Pastor Gerald Mann says that sometimes the mission of the Church is to clean up the rotten reputation given to God by Christians. I don't know why it is that Christians so readily fall into self-righteousness, looking down their noses on others. But it's wrong. One of the few bumper stickers I would ever consider putting on my car is the one that says, "Christians Aren't Perfect; Just Forgiven."

Christ endured the cross so that He could sit at the right hand of the Father and when our prayer requests come to heaven, He can turn to Him and say, "It's okay, Father. She's with Me. He's one of My own." Christ, our high priest, shows us sympathy.

I had totally bungled things. A member of another pastor’s congregation, a person I’d experienced as credible and levelheaded, had spoken to me with complaints about the pastor. He said that his opinions were also those of others. I was just out of seminary and didn’t have any sense. (As opposed to my status today: twenty-five years out of seminary and still no sense.) I went to the pastor to tell him what this person had said, not divulging the person’s name.

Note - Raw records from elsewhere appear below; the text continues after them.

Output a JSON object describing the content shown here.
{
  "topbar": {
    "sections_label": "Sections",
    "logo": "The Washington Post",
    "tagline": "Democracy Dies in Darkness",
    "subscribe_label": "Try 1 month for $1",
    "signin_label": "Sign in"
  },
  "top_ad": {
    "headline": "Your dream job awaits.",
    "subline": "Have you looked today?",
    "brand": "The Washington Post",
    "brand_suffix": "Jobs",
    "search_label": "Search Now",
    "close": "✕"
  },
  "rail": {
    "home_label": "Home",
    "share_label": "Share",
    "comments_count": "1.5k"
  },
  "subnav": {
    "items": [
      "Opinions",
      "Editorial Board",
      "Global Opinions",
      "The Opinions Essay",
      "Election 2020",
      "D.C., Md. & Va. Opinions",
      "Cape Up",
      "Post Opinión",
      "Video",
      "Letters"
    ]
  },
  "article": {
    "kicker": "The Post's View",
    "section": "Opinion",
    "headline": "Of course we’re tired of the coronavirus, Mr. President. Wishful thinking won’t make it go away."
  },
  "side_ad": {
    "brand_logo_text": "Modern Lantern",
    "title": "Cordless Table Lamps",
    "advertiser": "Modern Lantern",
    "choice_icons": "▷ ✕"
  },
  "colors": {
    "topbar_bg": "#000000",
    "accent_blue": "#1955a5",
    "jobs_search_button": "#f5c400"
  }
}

Without intending it, I conveyed the idea that there was widespread disaffection among the people of that church. Yes, I was trying to be helpful. But I think that I was also feeding my ego, playing the role of Superman.

Within hours, the pastor had composed a letter asking the congregation to tell him, since there was widespread unhappiness with his ministry, if it were time for him to go. I was shocked! When he read this letter to me over the phone, I put down the receiver and ran to his office.

I asked him, “Would it help you to know who was saying all of these things about you?” He said that it would and when he learned the person’s identity, he laughed and said, “He was born with a lemon in his mouth and a list of grievances as long as your arm.” He tore up the letter.

Then, he and I went to talk with his wife. You see, he had called her immediately after speaking with me and she was furious with me, sure that I was part of some cabal to run her husband out of the ministry. I apologized profusely (and genuinely) for the heartbreak I’d caused them both.

You might rightly have expected them to keep me at arm’s length forevermore. But they completely forgave me. They remain good friends. They have sympathetic spirits. They know all about what it’s like to be human and so they don’t hold grudges. Their demenor reflects Jesus, our great high priest, who knows exactly what it’s like to be human and is willing to be the advocate and Savior for all who turn from sin and turn to Him.

A third thing that makes a priest a priest is call. Our lesson tells us that a priest “does not presume to take this honor, but takes it only when called by God” and points out, “Christ did not glorify himself in becoming a high priest, but was appointed by the one who said to him, ‘You are my Son, today I have begotten you’”

In gratitude to our Lord, you and I are called to use our lives to glorify God. People who dedicate themselves to this call lead useful lives, lives that point others to God for help and hope, lives through which God gives help and hope to people. That’s why the leadership provided by our servanthood team this year has been so important. They’ve held up the central importance of our call to be priests of Jesus Christ!

At our last Church Council meeting, we set a new date for our congregational Friend Day. It’s a time when you and I will bring the non-churchgoing neighbors and friends we’ve invited to be with us to worship God and hear the Good News that we all can be made new when we turn from sin and trust in Jesus Christ.

Friend Day will be on May 2
. It’s not too early to begin praying about who you will invite to be with us on that day.

And it’s never too early to claim your role in Christ’s priesthood of all believers. We can claim that role because, in Christ, we have a purpose, because we have sympathy for other sinners who need the forgiveness and grace of Christ as much as we do, and because we have a call from God. Amen

*This rendering of the passage is from the Contemporary English Version (CEV).